A summary of the interview is below:
Mergers and acquisitions are headline news but Mike Bruce, CEO of broking at Global Risk Partners, believes the success can only be judged if there is true integration. In our industry ‘consolidator’ is commonly used in the media to describe acquisition vehicles (like Global Risk Partners) that buy brokers.
There is, perhaps, an undercurrent of cynicism about the term consolidator, as if it’s all chequebook and no aftercare. Consolidation is defined as ‘combining (a number of things) into a single more effective or coherent whole,’ so to meet the requirements of a dictionary’s criteria, a consolidator should not only acquire businesses but must also integrate them too.
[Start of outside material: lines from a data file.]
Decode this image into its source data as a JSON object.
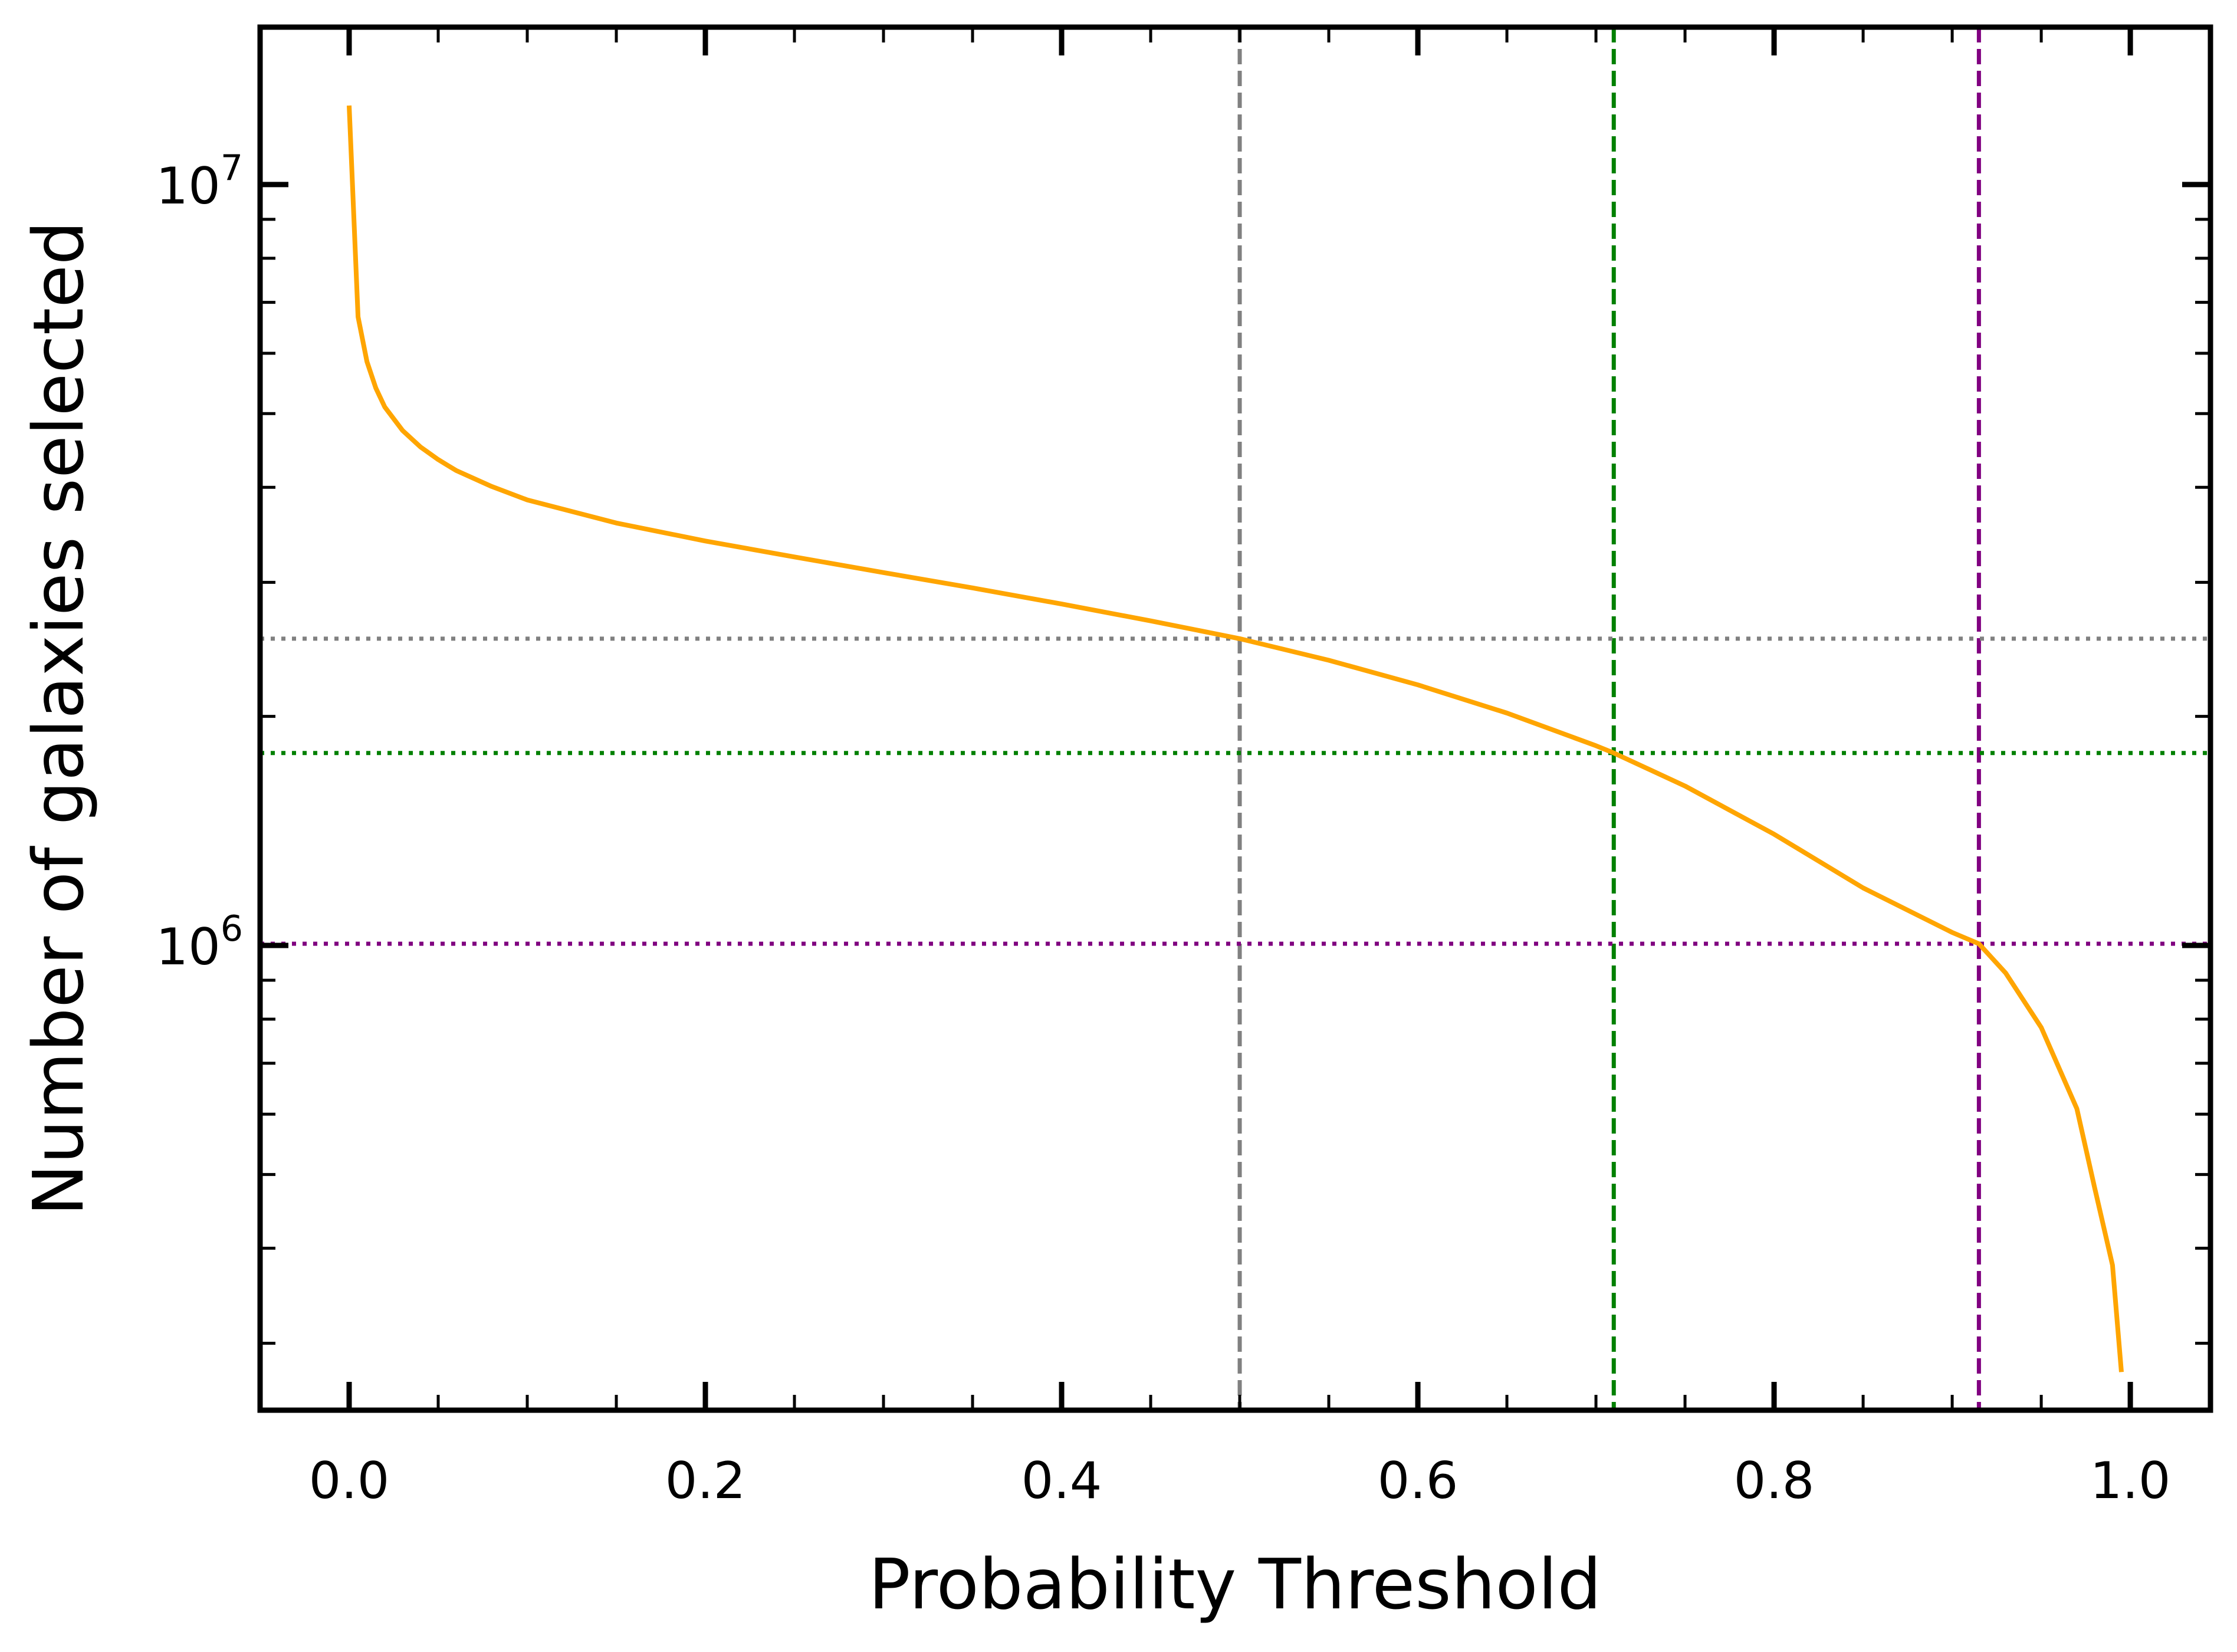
{
  "chart_data": {
    "type": "line",
    "title": "",
    "xlabel": "Probability Threshold",
    "ylabel": "Number of galaxies selected",
    "xlim": [
      -0.05,
      1.045
    ],
    "ylim": [
      245000,
      16100000
    ],
    "yscale": "log",
    "grid": false,
    "x_ticks": [
      0.0,
      0.2,
      0.4,
      0.6,
      0.8,
      1.0
    ],
    "x_tick_labels": [
      "0.0",
      "0.2",
      "0.4",
      "0.6",
      "0.8",
      "1.0"
    ],
    "x_minor_step": 0.05,
    "y_major_ticks": [
      {
        "value": 1000000,
        "base": "10",
        "exp": "6"
      },
      {
        "value": 10000000,
        "base": "10",
        "exp": "7"
      }
    ],
    "series": [
      {
        "color": "#FFA500",
        "style": "solid",
        "x": [
          0.0,
          0.005,
          0.01,
          0.015,
          0.02,
          0.03,
          0.04,
          0.05,
          0.06,
          0.08,
          0.1,
          0.15,
          0.2,
          0.25,
          0.3,
          0.35,
          0.4,
          0.45,
          0.5,
          0.55,
          0.6,
          0.65,
          0.7,
          0.71,
          0.75,
          0.8,
          0.85,
          0.9,
          0.915,
          0.93,
          0.95,
          0.97,
          0.98,
          0.99,
          0.995
        ],
        "y": [
          12700000,
          6700000,
          5850000,
          5400000,
          5100000,
          4750000,
          4520000,
          4350000,
          4210000,
          4010000,
          3850000,
          3590000,
          3400000,
          3240000,
          3090000,
          2950000,
          2810000,
          2670000,
          2530000,
          2370000,
          2200000,
          2020000,
          1830000,
          1790000,
          1620000,
          1400000,
          1190000,
          1040000,
          1005000,
          920000,
          780000,
          610000,
          480000,
          380000,
          275000
        ]
      }
    ],
    "reference_lines": {
      "vertical": [
        {
          "x": 0.5,
          "color": "#808080"
        },
        {
          "x": 0.71,
          "color": "#008000"
        },
        {
          "x": 0.915,
          "color": "#800080"
        }
      ],
      "horizontal": [
        {
          "y": 2530000,
          "color": "#808080"
        },
        {
          "y": 1790000,
          "color": "#008000"
        },
        {
          "y": 1005000,
          "color": "#800080"
        }
      ]
    }
  }
}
It is fair to say that the mergers and acquisition aspect of the consolidator model gets plenty of news coverage while the hard work of integration seldom gets reported. It’s hardly surprising - M&A is always more exciting than the grunt work which follows, but the overall improvements in terms of customer proposition and business efficiency are hugely accelerated by getting the integration right.
In fact, while M&A grabs the headlines, the true test of success for all businesses that buy other businesses is to make sure they end up with a whole that is greater than the sum of the parts.
Integration should start as soon as a new business joins the group. Business models vary, of course, with some preferring a single brand and identity, but we believe it’s a good idea for our businesses to hold on to their trading names to maintain established client connectivity. Brokers know that regulation and compliance, while vital, drain management time, so taking on responsibility for all the central controls and oversight in areas such as risk and compliance, HR, finance and client money can be a real help.
This leaves management teams to get on with what they do best, looking after their clients and growing the business. Integration is also good for insurer partners. Consolidators can hold a lot of data information from individual businesses systems and by combining it with external data in can be analysed and provide feedback to insurers as well the group businesses.
The quality of data analytics can give partners new insight into how particular books of business are performing, and identify opportunities for new product development. This gives something extra back to strategic insurer partners.
If you’re on the acquisition trail, integration is a continuum as each new business joins the group, but what really matters in the long-term is value creation for the acquired business and their clients, insurer partners, and investors, and that only comes from integration.